My recipe stories seem to fall into a predictable rut: I had to feed a few people. I needed something easy and simple, and so this recipe was born. But honestly, that's the way I cook. I look for recipes that give maximum pleasure at the lowest common denominator of work, ingredients, and convenience. The results don't always bear talking about, but this recipe — oh, this one does. A moist cake with a crumb that's almost creamy, swirled with cinnamon, and juicy with small bites of apple. It will take you about 15 minutes to make, and regardless of whether my story gets old, this recipe never will.
This recipe materialized during a week of cooking for a group of scientists doing research in snowy Colorado. The first night we were there, I needed a quick, simple dessert. I had all the makings of a yogurt cake, like this simple, favorite recipe. But I had been craving spring's sweet fruits and berries. They were not really around yet, of course, but I wanted a bite of fruit. So I turned to apples.
Over-wintered apples are always available, and I love their mild sweetness and brightness when cut up very small and baked in a cake. They are juicy little pops of fruit. I also craved cinnamon, and so I spread a crumbly mix of cinnamon and brown sugar through the middle and over the top of this cake. This created a cinnamon streak running right through the cake, and a dimpled, puckered top filled with brown sugar glaze.

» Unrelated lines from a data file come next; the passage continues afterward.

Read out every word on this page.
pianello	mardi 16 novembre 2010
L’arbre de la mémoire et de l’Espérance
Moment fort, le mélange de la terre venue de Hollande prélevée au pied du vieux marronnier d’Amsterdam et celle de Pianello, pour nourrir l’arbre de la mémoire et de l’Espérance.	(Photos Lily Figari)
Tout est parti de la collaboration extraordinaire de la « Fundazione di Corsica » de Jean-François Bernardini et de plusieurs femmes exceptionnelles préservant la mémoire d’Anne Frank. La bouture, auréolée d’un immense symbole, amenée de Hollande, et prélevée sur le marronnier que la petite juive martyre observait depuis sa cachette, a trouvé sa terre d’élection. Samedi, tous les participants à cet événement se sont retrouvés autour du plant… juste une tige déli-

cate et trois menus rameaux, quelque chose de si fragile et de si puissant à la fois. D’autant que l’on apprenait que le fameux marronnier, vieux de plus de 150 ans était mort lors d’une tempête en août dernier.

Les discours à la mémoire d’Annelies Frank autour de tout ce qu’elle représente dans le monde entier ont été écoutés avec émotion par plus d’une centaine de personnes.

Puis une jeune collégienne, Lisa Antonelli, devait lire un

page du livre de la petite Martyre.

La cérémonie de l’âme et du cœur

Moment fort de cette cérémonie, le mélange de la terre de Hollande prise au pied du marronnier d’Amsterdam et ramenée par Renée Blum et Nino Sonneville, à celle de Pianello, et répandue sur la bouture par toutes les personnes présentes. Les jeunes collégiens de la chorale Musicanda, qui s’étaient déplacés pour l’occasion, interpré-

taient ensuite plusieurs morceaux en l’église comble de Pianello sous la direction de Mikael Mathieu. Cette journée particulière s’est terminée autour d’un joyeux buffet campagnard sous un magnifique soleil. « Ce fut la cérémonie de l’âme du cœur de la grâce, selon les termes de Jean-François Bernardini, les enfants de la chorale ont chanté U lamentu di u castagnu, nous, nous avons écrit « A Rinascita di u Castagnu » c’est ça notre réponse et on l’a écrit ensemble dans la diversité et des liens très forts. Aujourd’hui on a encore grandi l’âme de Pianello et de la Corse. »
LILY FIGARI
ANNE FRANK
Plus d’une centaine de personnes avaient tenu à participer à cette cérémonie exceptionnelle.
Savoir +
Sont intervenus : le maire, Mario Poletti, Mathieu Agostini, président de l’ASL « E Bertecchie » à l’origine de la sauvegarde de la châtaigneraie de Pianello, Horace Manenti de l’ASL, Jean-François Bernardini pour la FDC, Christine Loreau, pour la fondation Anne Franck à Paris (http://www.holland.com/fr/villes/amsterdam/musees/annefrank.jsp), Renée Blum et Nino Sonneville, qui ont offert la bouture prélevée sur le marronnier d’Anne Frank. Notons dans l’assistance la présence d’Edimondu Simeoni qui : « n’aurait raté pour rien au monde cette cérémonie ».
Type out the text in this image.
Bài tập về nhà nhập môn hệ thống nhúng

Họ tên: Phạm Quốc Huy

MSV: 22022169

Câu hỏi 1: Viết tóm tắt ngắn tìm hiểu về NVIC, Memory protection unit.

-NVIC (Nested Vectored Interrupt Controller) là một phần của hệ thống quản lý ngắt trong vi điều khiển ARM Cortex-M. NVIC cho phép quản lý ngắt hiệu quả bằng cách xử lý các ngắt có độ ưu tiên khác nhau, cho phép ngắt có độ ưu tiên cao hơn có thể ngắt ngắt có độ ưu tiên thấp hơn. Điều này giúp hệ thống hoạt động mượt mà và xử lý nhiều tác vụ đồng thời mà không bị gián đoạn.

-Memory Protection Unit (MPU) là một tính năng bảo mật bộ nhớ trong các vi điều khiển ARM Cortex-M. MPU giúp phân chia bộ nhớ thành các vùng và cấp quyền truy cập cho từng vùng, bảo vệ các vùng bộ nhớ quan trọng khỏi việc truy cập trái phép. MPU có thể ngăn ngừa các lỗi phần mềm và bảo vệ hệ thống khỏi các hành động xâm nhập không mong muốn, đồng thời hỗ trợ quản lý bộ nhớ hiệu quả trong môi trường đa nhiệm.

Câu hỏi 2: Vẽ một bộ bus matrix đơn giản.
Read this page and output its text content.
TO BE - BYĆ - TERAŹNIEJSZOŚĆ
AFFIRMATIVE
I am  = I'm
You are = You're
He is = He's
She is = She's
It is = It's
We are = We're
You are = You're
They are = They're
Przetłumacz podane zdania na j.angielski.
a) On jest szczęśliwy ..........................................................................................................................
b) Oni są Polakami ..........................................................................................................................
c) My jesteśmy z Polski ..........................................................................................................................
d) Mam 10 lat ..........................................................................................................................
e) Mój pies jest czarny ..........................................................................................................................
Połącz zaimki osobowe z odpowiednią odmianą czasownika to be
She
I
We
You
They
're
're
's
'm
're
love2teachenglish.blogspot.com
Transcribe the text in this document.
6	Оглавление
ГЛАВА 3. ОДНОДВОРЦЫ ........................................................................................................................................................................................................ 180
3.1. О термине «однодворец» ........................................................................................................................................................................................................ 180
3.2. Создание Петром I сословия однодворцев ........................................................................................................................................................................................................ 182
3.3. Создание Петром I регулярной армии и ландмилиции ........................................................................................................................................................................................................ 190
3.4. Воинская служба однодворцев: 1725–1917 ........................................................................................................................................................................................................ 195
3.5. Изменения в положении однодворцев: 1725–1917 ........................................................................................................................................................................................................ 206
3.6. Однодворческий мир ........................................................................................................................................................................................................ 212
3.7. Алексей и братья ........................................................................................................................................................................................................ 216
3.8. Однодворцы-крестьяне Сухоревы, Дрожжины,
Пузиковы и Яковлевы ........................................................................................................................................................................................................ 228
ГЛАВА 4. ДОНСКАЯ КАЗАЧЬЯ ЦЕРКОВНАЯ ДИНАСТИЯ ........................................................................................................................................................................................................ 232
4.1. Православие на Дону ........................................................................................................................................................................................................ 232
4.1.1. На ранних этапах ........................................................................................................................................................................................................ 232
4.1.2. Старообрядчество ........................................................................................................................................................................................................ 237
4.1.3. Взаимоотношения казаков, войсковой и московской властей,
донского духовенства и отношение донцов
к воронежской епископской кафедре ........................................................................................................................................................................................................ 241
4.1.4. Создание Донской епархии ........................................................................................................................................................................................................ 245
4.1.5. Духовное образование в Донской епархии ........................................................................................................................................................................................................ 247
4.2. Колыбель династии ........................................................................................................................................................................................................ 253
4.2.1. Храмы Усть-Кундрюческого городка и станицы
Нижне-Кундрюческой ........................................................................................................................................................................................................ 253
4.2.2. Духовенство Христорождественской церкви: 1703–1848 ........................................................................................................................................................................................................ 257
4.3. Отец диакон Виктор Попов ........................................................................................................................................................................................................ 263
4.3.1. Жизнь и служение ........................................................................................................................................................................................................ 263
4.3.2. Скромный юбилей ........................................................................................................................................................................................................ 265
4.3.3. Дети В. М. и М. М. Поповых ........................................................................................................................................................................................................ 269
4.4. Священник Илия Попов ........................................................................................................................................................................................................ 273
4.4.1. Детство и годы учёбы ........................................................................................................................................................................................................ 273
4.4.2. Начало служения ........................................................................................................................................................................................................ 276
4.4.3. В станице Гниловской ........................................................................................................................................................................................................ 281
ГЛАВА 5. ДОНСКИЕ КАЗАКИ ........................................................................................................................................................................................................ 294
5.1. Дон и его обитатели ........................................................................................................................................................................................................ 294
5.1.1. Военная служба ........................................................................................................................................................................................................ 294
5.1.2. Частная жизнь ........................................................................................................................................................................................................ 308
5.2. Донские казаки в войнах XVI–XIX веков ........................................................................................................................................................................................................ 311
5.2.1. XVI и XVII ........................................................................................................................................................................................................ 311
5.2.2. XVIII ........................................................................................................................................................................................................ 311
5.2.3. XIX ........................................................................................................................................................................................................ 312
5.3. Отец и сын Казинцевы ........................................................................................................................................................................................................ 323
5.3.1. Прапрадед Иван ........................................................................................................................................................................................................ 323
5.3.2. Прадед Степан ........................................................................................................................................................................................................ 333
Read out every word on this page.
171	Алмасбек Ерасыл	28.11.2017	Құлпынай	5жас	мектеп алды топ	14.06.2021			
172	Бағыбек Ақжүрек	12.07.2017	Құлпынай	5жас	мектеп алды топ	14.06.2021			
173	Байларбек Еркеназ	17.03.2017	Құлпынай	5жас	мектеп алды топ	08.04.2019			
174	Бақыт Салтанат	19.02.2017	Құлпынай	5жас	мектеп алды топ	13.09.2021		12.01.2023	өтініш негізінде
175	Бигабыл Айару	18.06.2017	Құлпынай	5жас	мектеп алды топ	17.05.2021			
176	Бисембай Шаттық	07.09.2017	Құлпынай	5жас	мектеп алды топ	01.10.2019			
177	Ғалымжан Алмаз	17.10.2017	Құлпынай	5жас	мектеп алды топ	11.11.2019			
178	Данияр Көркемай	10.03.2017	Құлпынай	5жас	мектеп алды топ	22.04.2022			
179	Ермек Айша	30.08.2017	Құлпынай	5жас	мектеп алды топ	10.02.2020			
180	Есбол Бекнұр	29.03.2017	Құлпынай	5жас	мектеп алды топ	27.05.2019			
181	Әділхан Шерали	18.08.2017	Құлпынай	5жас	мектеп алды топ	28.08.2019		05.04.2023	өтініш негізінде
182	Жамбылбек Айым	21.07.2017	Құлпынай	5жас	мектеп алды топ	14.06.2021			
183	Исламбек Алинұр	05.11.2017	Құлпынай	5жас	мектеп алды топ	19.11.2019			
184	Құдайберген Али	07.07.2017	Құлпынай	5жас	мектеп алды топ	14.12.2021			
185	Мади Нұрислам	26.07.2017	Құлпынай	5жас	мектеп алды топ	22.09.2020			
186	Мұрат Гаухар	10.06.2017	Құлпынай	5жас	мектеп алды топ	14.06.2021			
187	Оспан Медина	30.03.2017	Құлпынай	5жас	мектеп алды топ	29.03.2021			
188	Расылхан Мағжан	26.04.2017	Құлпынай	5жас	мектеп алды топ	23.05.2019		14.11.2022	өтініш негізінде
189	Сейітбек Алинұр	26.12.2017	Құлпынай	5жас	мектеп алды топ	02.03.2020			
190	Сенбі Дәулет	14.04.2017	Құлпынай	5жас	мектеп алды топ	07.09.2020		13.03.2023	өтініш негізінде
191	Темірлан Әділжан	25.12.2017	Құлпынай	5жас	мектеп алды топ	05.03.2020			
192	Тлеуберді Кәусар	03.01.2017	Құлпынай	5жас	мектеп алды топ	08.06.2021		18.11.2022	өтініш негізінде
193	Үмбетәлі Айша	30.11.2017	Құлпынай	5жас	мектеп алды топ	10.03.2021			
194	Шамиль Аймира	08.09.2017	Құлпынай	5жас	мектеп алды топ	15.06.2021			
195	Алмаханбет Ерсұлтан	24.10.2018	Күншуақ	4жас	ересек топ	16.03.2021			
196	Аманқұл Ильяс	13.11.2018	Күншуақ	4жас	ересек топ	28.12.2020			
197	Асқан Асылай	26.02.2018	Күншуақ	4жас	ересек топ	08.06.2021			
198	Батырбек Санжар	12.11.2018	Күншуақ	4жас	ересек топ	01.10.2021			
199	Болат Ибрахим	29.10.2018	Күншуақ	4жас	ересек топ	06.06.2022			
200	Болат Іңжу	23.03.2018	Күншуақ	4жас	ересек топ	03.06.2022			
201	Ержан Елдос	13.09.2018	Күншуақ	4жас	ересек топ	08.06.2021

The beautiful thing about this cake, besides its moist lusciousness, is that it all mixes up in one bowl, and you don't even need beaters. It's only mildly sweet, too; much of the sweetness comes from the apples.
In fact, I came downstairs the morning after I made this, and found only a corner or two remaining. My crew had evidently decided that this was good for breakfast as well, and attacked it with considered purpose. There were only a few moist crumbs left, two days later, but they were just as delicious as when I took the cake out of the oven.
This apple cake is not-too-sweet and goes perfectly with a hot mug of coffee or tea in the morning. Besides how easy it is to throw this it together, I love that it's so moist it's almost like a pudding cakes meets bread pudding. I highly recommend using whole-milk yogurt here for the best flavor and texture, and know that metal cake pans bake faster than glass or ceramic pans, so check on your cake accordingly. Make sure to let it cool for one hour so that is has plenty of time to set up.
Christine, October 2017
Apple Yogurt Cake with a Cinnamon-Sugar Streak
Cooking spray or olive oil
1 1/2 cups whole regular or Greek yogurt, well-stirred
1 cup granulated sugar
2/3 cup olive oil
1/4 cup freshly squeezed lemon juice
3 large eggs
1 1/2 teaspoons vanilla extract
1 1/2 pounds apples (preferably tart, such as Granny Smith)
2 1/2 cups all-purpose flour
2 1/2 teaspoons baking powder
3/4 teaspoon baking soda
1/2 teaspoon salt
Pinch freshly ground nutmeg
2 1/2 teaspoons ground cinnamon, divided
1/2 cup packed light or dark brown sugar
2 tablespoons unsalted butter, at room temperature
Arrange a rack in the middle of the oven and heat to 350°F. Lightly coat a 9x13-inch baking pan with baking spray or olive oil.
Place the yogurt, granulated sugar, oil, lemon juice, eggs, and vanilla in a large bowl and whisk to combine. Peel and core the apples, then chop into rough ½-inch chunks. (Do not grate the apples or the batter will be too wet.) You should end up with 4 to 4 1/2 cups of apples. Add the apples to the yogurt mixture and stir to combine.
Add the flour, baking powder, baking soda, salt, nutmeg, and 1/2 teaspoon of the cinnamon. Stir just until no dry pockets of flour remain; set aside. Place the remaining 2 teaspoons cinnamon, brown sugar, and butter in a small bowl and smash with a rubber spatula to combine.
Pour 1/2 of the batter into the pan. Sprinkle with 1/2 of the cinnamon-brown sugar mixture on top, dropping it on the batter in small lumps. Spread the rest of the batter over the top, then sprinkle with the remaining cinnamon-brown sugar.
Bake until a tester inserted in the center comes out clean, covering with aluminum foil toward the end if the top is browning too much, 45 to 55 minutes. Place the pan on a wire rack and let it cool for at least 1 hour. Cut and serve the cake warm or at room temperature.
- Storage: This cake can be covered and stored at room temperature for up to 4 days, and it gets even moister as it sits due to the apples.